Robin Good's insight:



Bullet Journaling is a simplified manual method to organize, plan and archive all of your most important life activities, meetings and things you want to do with just pen and paper.


Forget Evernote or Asana, this is only for those who really crave for staying away from the digital tools - at least for this task - and who love to "curate" by hand their daily tasks and future activities, while maintaining a useful paper track of it all.


I am one of them.


As you can read on the Bullet Journal home page: "For the list-makers, the note-takers, the Post-It note pilots, the track-keepers, and the dabbling doodlers.


Bullet journal is for those who feel there are few platforms as powerful as the blank paper page.


It’s an analog system for the digital age that will help you organize the present, record the past, and plan for the future."


Bullet Journaling, invented by Ryder Carroll, is a way to organize on paper your personal (or professiomal) life, not a way to "curate" your life or experiences.


But it is from the keen ability to organize and put things in order that a curator can then extract and identify what has been of value and what not.  


For this reason I am looking at Bullet Journaling not jut as a way of curating your life priorities but also as a good example of the curator's best spirit and attitude:
 

  • manual
  • attentive to detail
  • capable of looking both at the individual item
    and the at the whole 
  • always updating, questioning, reviewing
  • ready to categorize on-the-fly
  • looking forward and looking back


The reference web site is a destination worth checking out. Made just of one long page, organized into sections, it offers a complete how-to manual on getting started immediately with bullet-journaling. 

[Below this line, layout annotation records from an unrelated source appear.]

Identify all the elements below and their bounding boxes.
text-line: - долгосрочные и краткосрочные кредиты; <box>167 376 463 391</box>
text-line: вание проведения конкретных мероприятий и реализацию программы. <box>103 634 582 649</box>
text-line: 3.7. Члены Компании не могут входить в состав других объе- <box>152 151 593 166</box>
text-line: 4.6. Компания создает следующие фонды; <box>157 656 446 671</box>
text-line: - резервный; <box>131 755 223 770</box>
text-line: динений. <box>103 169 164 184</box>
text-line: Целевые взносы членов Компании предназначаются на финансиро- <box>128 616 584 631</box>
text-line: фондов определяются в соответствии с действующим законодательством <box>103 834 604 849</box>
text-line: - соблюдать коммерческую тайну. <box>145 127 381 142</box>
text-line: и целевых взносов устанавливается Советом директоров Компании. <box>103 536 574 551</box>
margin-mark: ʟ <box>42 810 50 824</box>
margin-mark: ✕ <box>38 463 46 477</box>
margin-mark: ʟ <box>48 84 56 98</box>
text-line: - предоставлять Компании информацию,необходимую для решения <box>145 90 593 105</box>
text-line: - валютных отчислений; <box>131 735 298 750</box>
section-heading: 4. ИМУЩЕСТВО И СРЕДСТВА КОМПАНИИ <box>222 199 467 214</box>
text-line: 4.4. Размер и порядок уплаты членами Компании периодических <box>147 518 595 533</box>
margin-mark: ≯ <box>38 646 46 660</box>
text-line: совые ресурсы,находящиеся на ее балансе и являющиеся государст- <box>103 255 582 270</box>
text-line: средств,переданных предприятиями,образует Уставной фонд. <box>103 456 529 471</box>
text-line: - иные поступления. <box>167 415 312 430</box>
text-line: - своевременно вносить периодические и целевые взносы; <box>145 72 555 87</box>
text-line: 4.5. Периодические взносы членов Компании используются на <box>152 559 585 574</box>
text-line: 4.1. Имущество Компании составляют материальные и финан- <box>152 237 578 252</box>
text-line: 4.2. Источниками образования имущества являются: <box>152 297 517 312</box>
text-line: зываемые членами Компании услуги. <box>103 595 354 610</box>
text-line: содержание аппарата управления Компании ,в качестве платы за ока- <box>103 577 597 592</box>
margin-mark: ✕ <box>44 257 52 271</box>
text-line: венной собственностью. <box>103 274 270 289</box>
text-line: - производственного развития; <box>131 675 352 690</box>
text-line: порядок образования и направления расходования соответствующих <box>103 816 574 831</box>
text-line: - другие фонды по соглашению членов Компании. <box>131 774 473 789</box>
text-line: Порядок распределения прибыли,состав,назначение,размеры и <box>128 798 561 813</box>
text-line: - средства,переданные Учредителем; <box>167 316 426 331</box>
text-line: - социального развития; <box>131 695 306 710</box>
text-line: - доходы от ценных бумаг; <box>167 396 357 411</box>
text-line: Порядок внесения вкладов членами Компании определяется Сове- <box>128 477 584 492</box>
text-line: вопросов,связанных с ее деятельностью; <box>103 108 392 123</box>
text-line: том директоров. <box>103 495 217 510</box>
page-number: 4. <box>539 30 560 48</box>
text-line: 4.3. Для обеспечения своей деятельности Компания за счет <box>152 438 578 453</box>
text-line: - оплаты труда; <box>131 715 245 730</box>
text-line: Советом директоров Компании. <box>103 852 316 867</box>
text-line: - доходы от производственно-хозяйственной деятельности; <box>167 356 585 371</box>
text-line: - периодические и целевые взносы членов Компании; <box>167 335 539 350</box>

Fascinating. Useful. Ingenious. 9/10


Find out more: http://www.bulletjournal.com/ 


Original video: http://youtu.be/GfRf43JTqY4 


Check this review: http://www.fastcodesign.com/3016456/this-note-taking-system-turns-you-into-an-efficiency-expert 

 

Beth Kanter's curator insight, December 16, 2013 3:01 PM

I just discovered that one of the better curators is also a manual list maker.  That is - not using the online tools to make to do lists, but writing it out on paper.    


I found that doing too much of my work online line - with hands on the keyboard and eyes on the monitor gets me into a distracted space.    But, when I write down a list or the bullet points as this method points out. I'm all of sudden more focused! 



Luis Ferreira's curator insight, December 18, 2013 11:33 AM

good

Sue Rizzello's curator insight, December 18, 2013 12:48 PM

In the beginning there was paper. In between the to do list systems and GTD platforms, there was paper. All the productive people I meet have a strong affinity with paper lists and systems, even if they play fast and loose on occasion with Evernote et al.

Could this chap have the answer? Well, I will give it a try, why don't you too. We have nothing to lose but the chaos.